Marathon was a greater Vimiero in that war which was to be fought out in the Greek peninsula.

CHAPTER V.
THE ENTR’ACTE: B.C. 490–480.

H. vi. 132.

The victory of Marathon greatly increased the reputation of the man to whose strategy the success was due. If the dispositions before and during the battle are to be taken as a criterion of Miltiades’ military capacity, he must be given the highest place among those who led Greek troops in the land warfare of this century. Never, indeed, until Leuktra, did any Greek general display such ability for command; and it may even be doubted whether the genius shown by Epaminondas in his dispositions for that battle was superior to that of Miltiades in dealing with the infinitely more complicated political and strategical situation of the year 490.

He was now at the zenith of his reputation. The decline was fated to be rapid. It was a feature in his life’s history which Herodotus could not fail to emphasize. The greatness, the suddenness of the fall seemed to illustrate in the most marked manner the uncertainty of human fortune.

By predilection Herodotus was almost as much a philosopher as an historian. He was not satisfied with merely recording facts; he wished to point their moral; and, consequently, in those cases in which a story exemplifies in the concrete some important article of his philosophical creed, he displays a tendency to emphasize that side, and those features of it which have the most direct bearing on the moral which he wishes it to convey. The relief of his picture aims rather at philosophical than at historical effect.

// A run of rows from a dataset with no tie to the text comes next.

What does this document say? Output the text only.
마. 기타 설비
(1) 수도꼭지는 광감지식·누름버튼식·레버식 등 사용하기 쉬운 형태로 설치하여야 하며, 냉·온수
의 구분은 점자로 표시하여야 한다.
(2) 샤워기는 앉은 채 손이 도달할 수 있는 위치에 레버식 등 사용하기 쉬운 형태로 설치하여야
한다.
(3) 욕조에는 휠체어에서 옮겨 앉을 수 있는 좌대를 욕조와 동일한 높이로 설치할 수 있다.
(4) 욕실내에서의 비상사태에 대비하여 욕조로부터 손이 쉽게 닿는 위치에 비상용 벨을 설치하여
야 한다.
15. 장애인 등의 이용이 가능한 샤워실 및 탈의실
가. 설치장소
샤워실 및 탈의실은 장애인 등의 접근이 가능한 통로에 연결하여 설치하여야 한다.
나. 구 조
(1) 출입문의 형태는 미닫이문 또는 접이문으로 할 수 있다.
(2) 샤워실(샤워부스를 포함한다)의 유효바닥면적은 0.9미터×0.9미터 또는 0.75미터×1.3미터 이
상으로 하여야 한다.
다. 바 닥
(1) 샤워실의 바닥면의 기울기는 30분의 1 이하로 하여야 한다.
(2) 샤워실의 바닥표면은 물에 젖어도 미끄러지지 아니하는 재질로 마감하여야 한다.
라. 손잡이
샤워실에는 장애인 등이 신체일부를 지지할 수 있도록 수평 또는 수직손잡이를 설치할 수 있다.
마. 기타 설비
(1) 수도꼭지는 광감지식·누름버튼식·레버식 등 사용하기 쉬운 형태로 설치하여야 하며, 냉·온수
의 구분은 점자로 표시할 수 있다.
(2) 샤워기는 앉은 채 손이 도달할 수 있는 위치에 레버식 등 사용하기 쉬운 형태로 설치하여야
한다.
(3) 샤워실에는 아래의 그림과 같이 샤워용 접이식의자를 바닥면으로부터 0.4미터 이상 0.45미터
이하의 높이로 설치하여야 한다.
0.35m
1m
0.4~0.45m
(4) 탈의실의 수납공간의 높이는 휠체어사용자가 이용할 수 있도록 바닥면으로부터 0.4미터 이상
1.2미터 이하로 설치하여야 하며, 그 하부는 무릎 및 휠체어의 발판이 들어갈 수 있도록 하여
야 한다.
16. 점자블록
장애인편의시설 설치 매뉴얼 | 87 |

It is so with his tale of the closing incident of Miltiades’ career. The striking reverse of fortune needed, indeed, no emphasizing. The catastrophe was sufficiently marked to point its moral even to the dullest intelligence. But the feature of the story which the world might fail to notice unless it were brought into high relief was the self-incurred nature of the disaster. It is characteristic of his philosophy that he regards Fate as acting on mortals internally rather than externally, making them the instruments of their own doom. The “agent provocateur” appears late on the stage. In the opening scene the victim is himself the instrument of Fate.

This faith of his dominates his narrative of Miltiades’ disastrous expedition against Paros. The man is alone responsible for the design. His folly and impiety cause its failure. Like many another prominent character who appears upon the stage of his history, he is one under a doom. The circumstances outside his own personal action which must have contributed so largely to the final catastrophe, are hardly apparent in the story.

H. vi. 132.

“After the defeat [of the Persians] at Marathon, Miltiades, who had previously enjoyed a great reputation at Athens, acquired a still greater fame.